Where best to invest your scarce protective dollars
In these interesting times there is some pressure within corporations to do something about protection. Some managers, not realizing that security is about increasing productivity and profit through managing risk, consider security to be overhead with no payback, interpret this to mean spend as little as possible to give the impression of positive activity.
Independent of how you view security, it is fairly clear how best to spend protective dollars: On independent threat, vulnerability, and risk audits.
Audits have four benefits. First, they don’t cost a lot, so no matter what they show there is little downside. Second, because audits, by their nature, are done by outsiders with little vested interest in the results, they tend not to be biased by the internal culture. Third, because the inside staff (who often know exactly what needs to be done, were they but able to get anyone to listen) is interviewed, known but ignored problems are revealed. Most importantly, they bring a fresh look at the forest, and not just the trees, often producing unexpected and valuable results. As an example, in a recent Latin American audit focused on protective services, we made recommendations that cut down on shrinkage in a plant sufficiently to quickly cover the cost of the audit. Lest you think petty theft is only of intellectual interest, or more germane to Latin America than to your operation, we remind you that the Small Business Administration said that 60 percent of business failures are a direct result of internal theft.
Audits can be general or specific, depending upon you needs. We at the LUBRINCO Group do general audits, protective services audits, OPSEC audits, counter-surveillance audits, crisis management audits, and due diligence audits covering financial practices, safety practices, hiring practices, and a host of other things which we feel fall under the mantle of due diligence (i.e., you can be sued for negligence if you haven’t done it).

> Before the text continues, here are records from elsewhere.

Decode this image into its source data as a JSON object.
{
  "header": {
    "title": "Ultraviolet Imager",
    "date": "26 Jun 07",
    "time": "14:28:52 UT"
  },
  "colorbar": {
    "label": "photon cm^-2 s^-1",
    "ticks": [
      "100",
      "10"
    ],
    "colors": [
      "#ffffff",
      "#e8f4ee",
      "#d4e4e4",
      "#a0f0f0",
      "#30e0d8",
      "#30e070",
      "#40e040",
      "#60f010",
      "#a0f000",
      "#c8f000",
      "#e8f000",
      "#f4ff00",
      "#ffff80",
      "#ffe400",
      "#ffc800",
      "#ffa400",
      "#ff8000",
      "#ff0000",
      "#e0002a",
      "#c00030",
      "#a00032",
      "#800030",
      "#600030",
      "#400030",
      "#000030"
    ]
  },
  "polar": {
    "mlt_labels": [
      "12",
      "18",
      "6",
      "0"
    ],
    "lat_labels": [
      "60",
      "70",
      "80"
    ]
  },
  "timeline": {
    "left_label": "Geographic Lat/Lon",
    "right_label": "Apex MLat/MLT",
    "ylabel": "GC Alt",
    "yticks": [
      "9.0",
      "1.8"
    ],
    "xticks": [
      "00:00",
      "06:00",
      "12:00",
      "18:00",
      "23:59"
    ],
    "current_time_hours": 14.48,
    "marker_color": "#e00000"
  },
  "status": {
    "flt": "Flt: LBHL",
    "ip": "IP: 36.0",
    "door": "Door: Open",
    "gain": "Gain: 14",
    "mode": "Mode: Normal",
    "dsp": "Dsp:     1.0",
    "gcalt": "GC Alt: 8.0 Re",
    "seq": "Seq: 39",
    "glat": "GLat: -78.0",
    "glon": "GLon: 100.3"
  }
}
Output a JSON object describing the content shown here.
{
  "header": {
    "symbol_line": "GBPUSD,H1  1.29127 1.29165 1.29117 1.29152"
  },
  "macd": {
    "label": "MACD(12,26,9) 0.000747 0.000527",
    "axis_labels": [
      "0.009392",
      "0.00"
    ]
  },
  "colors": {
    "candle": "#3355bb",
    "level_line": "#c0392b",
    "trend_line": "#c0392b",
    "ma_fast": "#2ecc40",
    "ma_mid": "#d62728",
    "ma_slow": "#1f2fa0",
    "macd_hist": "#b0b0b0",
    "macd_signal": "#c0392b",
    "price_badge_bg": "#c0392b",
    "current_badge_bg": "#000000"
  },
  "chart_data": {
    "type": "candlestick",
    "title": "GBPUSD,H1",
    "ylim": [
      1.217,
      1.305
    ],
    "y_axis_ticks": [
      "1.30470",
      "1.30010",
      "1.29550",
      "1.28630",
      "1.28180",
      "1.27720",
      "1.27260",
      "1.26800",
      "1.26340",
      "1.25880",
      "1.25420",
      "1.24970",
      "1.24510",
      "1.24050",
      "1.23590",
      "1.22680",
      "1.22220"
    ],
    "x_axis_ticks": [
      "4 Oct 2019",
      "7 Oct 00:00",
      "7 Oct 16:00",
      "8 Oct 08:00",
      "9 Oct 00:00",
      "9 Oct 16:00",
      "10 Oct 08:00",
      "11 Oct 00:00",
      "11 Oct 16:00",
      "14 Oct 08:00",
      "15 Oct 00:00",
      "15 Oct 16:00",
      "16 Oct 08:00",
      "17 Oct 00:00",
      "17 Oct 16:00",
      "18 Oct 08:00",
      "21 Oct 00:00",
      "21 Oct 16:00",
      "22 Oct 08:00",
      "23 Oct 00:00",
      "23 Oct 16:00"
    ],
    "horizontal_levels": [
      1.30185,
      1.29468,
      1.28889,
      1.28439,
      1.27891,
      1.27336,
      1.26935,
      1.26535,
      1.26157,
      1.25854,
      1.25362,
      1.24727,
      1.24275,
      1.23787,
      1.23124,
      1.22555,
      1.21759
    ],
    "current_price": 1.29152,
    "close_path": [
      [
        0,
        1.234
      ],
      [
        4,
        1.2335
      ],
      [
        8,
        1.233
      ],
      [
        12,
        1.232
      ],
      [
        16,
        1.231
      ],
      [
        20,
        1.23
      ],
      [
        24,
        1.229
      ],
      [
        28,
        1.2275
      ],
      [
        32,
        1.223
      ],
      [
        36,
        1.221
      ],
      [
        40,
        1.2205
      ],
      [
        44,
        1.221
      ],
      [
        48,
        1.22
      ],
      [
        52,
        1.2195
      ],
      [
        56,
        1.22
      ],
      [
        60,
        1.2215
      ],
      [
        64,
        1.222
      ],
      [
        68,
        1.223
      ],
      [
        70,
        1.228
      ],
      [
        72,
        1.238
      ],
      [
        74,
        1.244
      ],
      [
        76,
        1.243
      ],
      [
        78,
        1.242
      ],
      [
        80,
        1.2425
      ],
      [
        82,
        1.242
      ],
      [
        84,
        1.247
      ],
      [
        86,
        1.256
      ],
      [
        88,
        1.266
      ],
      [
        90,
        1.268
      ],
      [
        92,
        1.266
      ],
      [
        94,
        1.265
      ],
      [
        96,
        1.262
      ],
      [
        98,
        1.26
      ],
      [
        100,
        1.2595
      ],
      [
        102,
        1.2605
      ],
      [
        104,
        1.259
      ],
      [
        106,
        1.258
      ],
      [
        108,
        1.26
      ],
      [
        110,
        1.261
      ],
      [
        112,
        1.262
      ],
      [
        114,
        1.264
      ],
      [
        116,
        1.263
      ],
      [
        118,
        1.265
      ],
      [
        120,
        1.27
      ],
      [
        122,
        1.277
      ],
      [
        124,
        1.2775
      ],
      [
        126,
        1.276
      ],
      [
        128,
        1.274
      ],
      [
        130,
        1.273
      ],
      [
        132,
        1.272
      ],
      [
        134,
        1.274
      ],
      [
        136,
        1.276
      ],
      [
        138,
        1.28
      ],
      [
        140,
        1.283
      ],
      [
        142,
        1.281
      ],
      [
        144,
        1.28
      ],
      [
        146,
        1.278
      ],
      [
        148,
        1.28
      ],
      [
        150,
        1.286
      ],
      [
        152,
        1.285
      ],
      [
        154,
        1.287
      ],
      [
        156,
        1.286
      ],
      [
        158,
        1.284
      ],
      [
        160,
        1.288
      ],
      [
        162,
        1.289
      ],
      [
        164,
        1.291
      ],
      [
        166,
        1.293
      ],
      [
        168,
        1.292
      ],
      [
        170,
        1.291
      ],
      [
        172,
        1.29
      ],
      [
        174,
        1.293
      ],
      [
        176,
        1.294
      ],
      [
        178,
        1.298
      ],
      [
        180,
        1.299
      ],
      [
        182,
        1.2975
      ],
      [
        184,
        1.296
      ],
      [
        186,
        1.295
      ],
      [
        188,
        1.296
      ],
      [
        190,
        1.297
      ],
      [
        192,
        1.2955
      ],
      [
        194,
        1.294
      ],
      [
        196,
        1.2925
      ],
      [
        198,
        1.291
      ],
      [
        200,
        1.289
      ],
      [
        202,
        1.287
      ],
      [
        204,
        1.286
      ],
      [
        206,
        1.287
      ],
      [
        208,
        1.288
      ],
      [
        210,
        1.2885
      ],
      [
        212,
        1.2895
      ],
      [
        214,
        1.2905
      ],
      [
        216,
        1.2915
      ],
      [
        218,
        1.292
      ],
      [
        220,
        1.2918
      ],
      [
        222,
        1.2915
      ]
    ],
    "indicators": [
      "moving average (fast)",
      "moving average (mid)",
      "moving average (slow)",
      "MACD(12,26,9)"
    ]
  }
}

It is not uncommon – nor undesirable – for an audit to show that things are being done well. It a good defense in case of suit in the future. Remember that the goal of the audit is to see what is being done and what has been overlooked, and not to find fault. In most cases, however, no matter how good an operation may be, a trained outsider is likely to find something that can be improved in a cost-effective manner.
When an audit is completed, you will have a sound basis for deciding if and where you should spend additional protective dollars, and where, in some cases, you might cut back on spending. At that point you can assess your vulnerabilities make a rational decision as to how your scarce dollars may be most effectively spent to manage and or transfer risk.